If I were to quit teaching today, I'd seriously consider going into the insulation business. Not for buildings, but for humans. Clearly, we humans love us some high R-values, when it comes to experiencing this world.
How else can we explain our seeming collective indifference to 11 years of war in Afghanistan or the ever-growing sandy fingers of an ever-shrinking Platte River?
Whereas insulation in a home's walls keeps in the desired air temperature, the focus of human insulation is to keep out the "out there." Thus the popularity of attached garages tooled with garage-door openers, which, really, we mostly value as door closers.
Truth be told, we don't really want to see what's out there or talk to those people. Heck, we don't even want to see or talk to our own kids, which is why texting is no longer the realm of just the young.
Because Americans have been so successful at keeping our distance from so many unpleasant things, we suddenly find ourselves facing a number of tipping points that we had never anticipated. Blindsided by our own insular ways, we can't believe that the drought restrictions apply to us or that our country's financial backbone is teetering on honest-to-goodness disaster. We can't believe that the government can't keep gas prices down or that acres of dead crops will translate into higher food prices.
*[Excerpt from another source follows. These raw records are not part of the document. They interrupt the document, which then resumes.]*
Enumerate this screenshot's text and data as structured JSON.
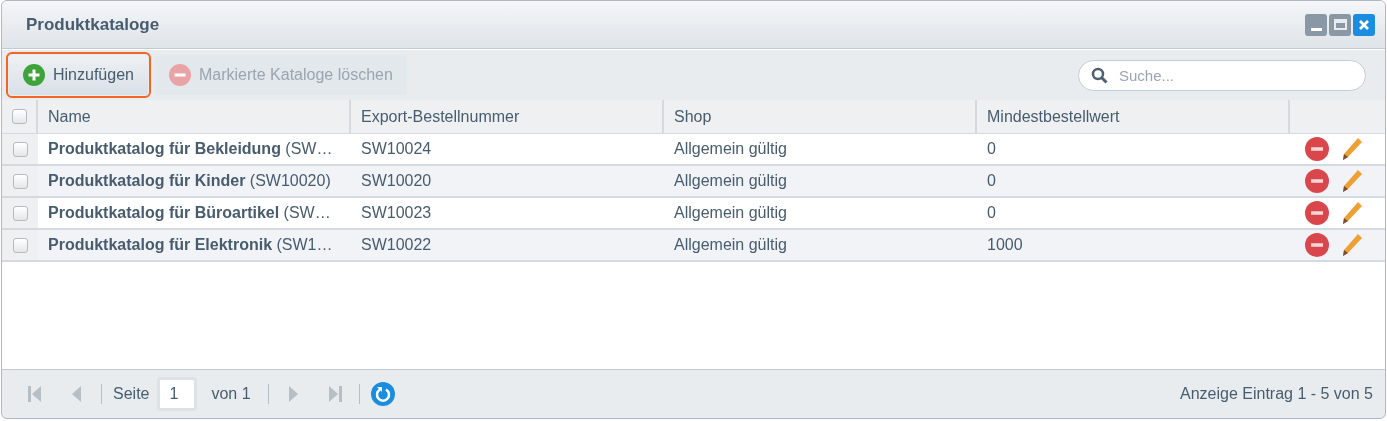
{
  "window": {
    "title": "Produktkataloge"
  },
  "toolbar": {
    "buttons": [
      {
        "kind": "add",
        "label": "Hinzufügen",
        "disabled": false,
        "focused": true
      },
      {
        "kind": "delete",
        "label": "Markierte Kataloge löschen",
        "disabled": true,
        "focused": false
      }
    ],
    "search": {
      "placeholder": "Suche..."
    }
  },
  "table": {
    "all_checked": false,
    "columns": [
      "Name",
      "Export-Bestellnummer",
      "Shop",
      "Mindestbestellwert"
    ],
    "rows": [
      {
        "checked": false,
        "cells": [
          "**Produktkatalog für Bekleidung** (SW…",
          "SW10024",
          "Allgemein gültig",
          "0"
        ]
      },
      {
        "checked": false,
        "cells": [
          "**Produktkatalog für Kinder** (SW10020)",
          "SW10020",
          "Allgemein gültig",
          "0"
        ]
      },
      {
        "checked": false,
        "cells": [
          "**Produktkatalog für Büroartikel** (SW…",
          "SW10023",
          "Allgemein gültig",
          "0"
        ]
      },
      {
        "checked": false,
        "cells": [
          "**Produktkatalog für Elektronik** (SW1…",
          "SW10022",
          "Allgemein gültig",
          "1000"
        ]
      }
    ]
  },
  "pager": {
    "first_disabled": true,
    "prev_disabled": true,
    "next_disabled": true,
    "last_disabled": true,
    "page_label": "Seite",
    "page": "1",
    "of_label": "von 1",
    "summary": "Anzeige Eintrag 1 - 5 von 5"
  }
}
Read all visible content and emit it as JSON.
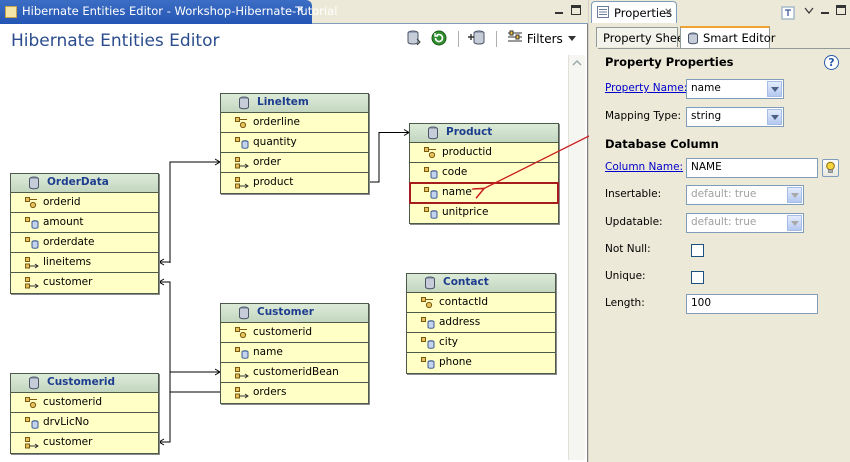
{
  "editor": {
    "tab_title": "Hibernate Entities Editor - Workshop-Hibernate-Tutorial",
    "close_glyph": "✕",
    "header_title": "Hibernate Entities Editor",
    "filters_label": "Filters"
  },
  "entities": [
    {
      "id": "lineitem",
      "name": "LineItem",
      "props": [
        {
          "name": "orderline",
          "icon": "key-icon"
        },
        {
          "name": "quantity",
          "icon": "column-icon"
        },
        {
          "name": "order",
          "icon": "relation-icon"
        },
        {
          "name": "product",
          "icon": "relation-icon"
        }
      ]
    },
    {
      "id": "product",
      "name": "Product",
      "props": [
        {
          "name": "productid",
          "icon": "key-icon"
        },
        {
          "name": "code",
          "icon": "column-icon"
        },
        {
          "name": "name",
          "icon": "column-icon",
          "selected": true
        },
        {
          "name": "unitprice",
          "icon": "column-icon"
        }
      ]
    },
    {
      "id": "orderdata",
      "name": "OrderData",
      "props": [
        {
          "name": "orderid",
          "icon": "key-icon"
        },
        {
          "name": "amount",
          "icon": "column-icon"
        },
        {
          "name": "orderdate",
          "icon": "column-icon"
        },
        {
          "name": "lineitems",
          "icon": "relation-icon"
        },
        {
          "name": "customer",
          "icon": "relation-icon"
        }
      ]
    },
    {
      "id": "contact",
      "name": "Contact",
      "props": [
        {
          "name": "contactId",
          "icon": "key-icon"
        },
        {
          "name": "address",
          "icon": "column-icon"
        },
        {
          "name": "city",
          "icon": "column-icon"
        },
        {
          "name": "phone",
          "icon": "column-icon"
        }
      ]
    },
    {
      "id": "customer",
      "name": "Customer",
      "props": [
        {
          "name": "customerid",
          "icon": "key-icon"
        },
        {
          "name": "name",
          "icon": "column-icon"
        },
        {
          "name": "customeridBean",
          "icon": "relation-icon"
        },
        {
          "name": "orders",
          "icon": "relation-icon"
        }
      ]
    },
    {
      "id": "customerid",
      "name": "Customerid",
      "props": [
        {
          "name": "customerid",
          "icon": "key-icon"
        },
        {
          "name": "drvLicNo",
          "icon": "column-icon"
        },
        {
          "name": "customer",
          "icon": "relation-icon"
        }
      ]
    }
  ],
  "properties_view": {
    "tab_title": "Properties",
    "close_glyph": "✕",
    "subtabs": [
      "Property Sheet",
      "Smart Editor"
    ],
    "active_subtab": "Smart Editor",
    "section_property": "Property Properties",
    "help_glyph": "?",
    "property_name_label": "Property Name:",
    "property_name_value": "name",
    "mapping_type_label": "Mapping Type:",
    "mapping_type_value": "string",
    "section_column": "Database Column",
    "column_name_label": "Column Name:",
    "column_name_value": "NAME",
    "insertable_label": "Insertable:",
    "insertable_value": "default: true",
    "updatable_label": "Updatable:",
    "updatable_value": "default: true",
    "not_null_label": "Not Null:",
    "unique_label": "Unique:",
    "length_label": "Length:",
    "length_value": "100"
  },
  "colors": {
    "relation_line": "#000000",
    "selection_arrow": "#cc1f1f",
    "header_title": "#2b4d8e",
    "entity_name": "#1d3d8e"
  }
}
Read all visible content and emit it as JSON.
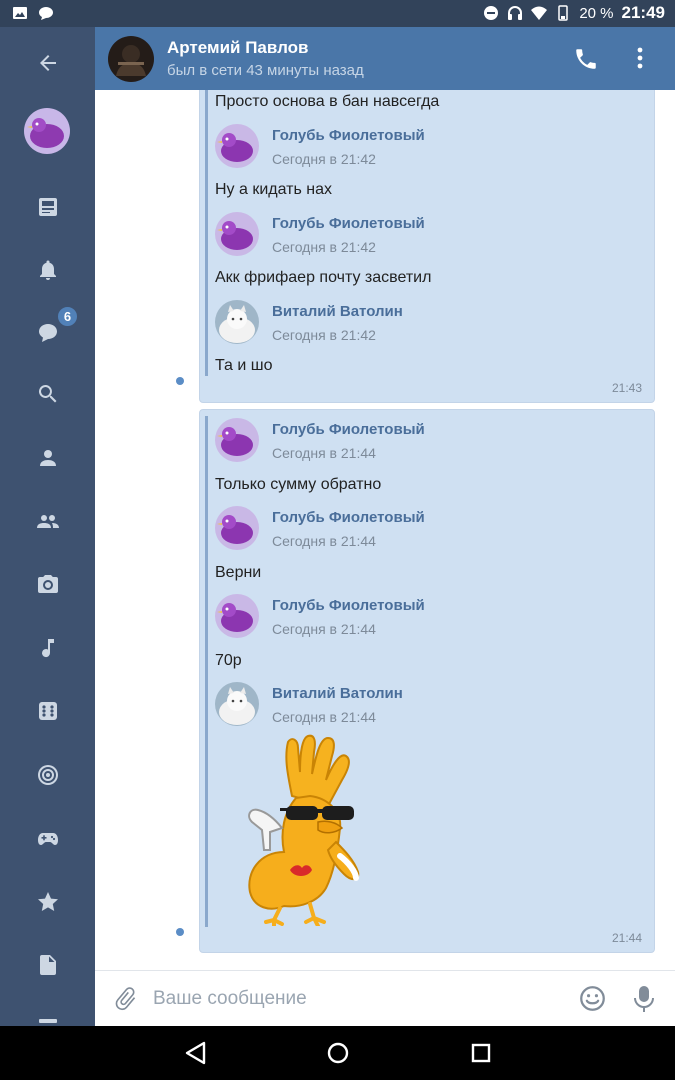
{
  "status_bar": {
    "battery": "20 %",
    "time": "21:49",
    "left_icons": [
      "image-icon",
      "chat-bubble-icon"
    ],
    "right_icons": [
      "alarm-icon",
      "headset-icon",
      "wifi-icon",
      "battery-icon"
    ]
  },
  "sidebar": {
    "items": [
      {
        "name": "back-arrow-icon"
      },
      {
        "name": "profile-avatar"
      },
      {
        "name": "news-icon"
      },
      {
        "name": "notifications-icon"
      },
      {
        "name": "messages-icon",
        "badge": "6"
      },
      {
        "name": "search-icon"
      },
      {
        "name": "friends-icon"
      },
      {
        "name": "communities-icon"
      },
      {
        "name": "photos-icon"
      },
      {
        "name": "music-icon"
      },
      {
        "name": "apps-icon"
      },
      {
        "name": "games-icon"
      },
      {
        "name": "favorites-icon"
      },
      {
        "name": "documents-icon"
      }
    ],
    "badge": "6"
  },
  "header": {
    "name": "Артемий Павлов",
    "status": "был в сети 43 минуты назад"
  },
  "bubble1": {
    "partial_text": "Просто основа в бан навсегда",
    "items": [
      {
        "author": "Голубь Фиолетовый",
        "date": "Сегодня в 21:42",
        "text": "Ну а кидать нах"
      },
      {
        "author": "Голубь Фиолетовый",
        "date": "Сегодня в 21:42",
        "text": "Акк фрифаер почту засветил"
      },
      {
        "author": "Виталий Ватолин",
        "date": "Сегодня в 21:42",
        "text": "Та и шо"
      }
    ],
    "time": "21:43"
  },
  "bubble2": {
    "items": [
      {
        "author": "Голубь Фиолетовый",
        "date": "Сегодня в 21:44",
        "text": "Только сумму обратно"
      },
      {
        "author": "Голубь Фиолетовый",
        "date": "Сегодня в 21:44",
        "text": "Верни"
      },
      {
        "author": "Голубь Фиолетовый",
        "date": "Сегодня в 21:44",
        "text": "70р"
      },
      {
        "author": "Виталий Ватолин",
        "date": "Сегодня в 21:44",
        "text": ""
      }
    ],
    "sticker": "sticker-image",
    "time": "21:44"
  },
  "composer": {
    "placeholder": "Ваше сообщение"
  },
  "colors": {
    "header": "#4a76a8",
    "sidebar": "#3e5270",
    "bubble": "#cfe0f2",
    "author": "#4a6e9a"
  }
}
That's the problem with conveniences like air conditioning and cable television--they instantly deliver us from the heat of the day, the harshness of our own realities. And, as a result, we lose our ability to imagine or experience the rest of the world, the "out there" that is standing at our doorsteps.
I'm no doomsayer, but I can't help believing that we insulate at our own peril. Better to face the elements than to be waylaid by them.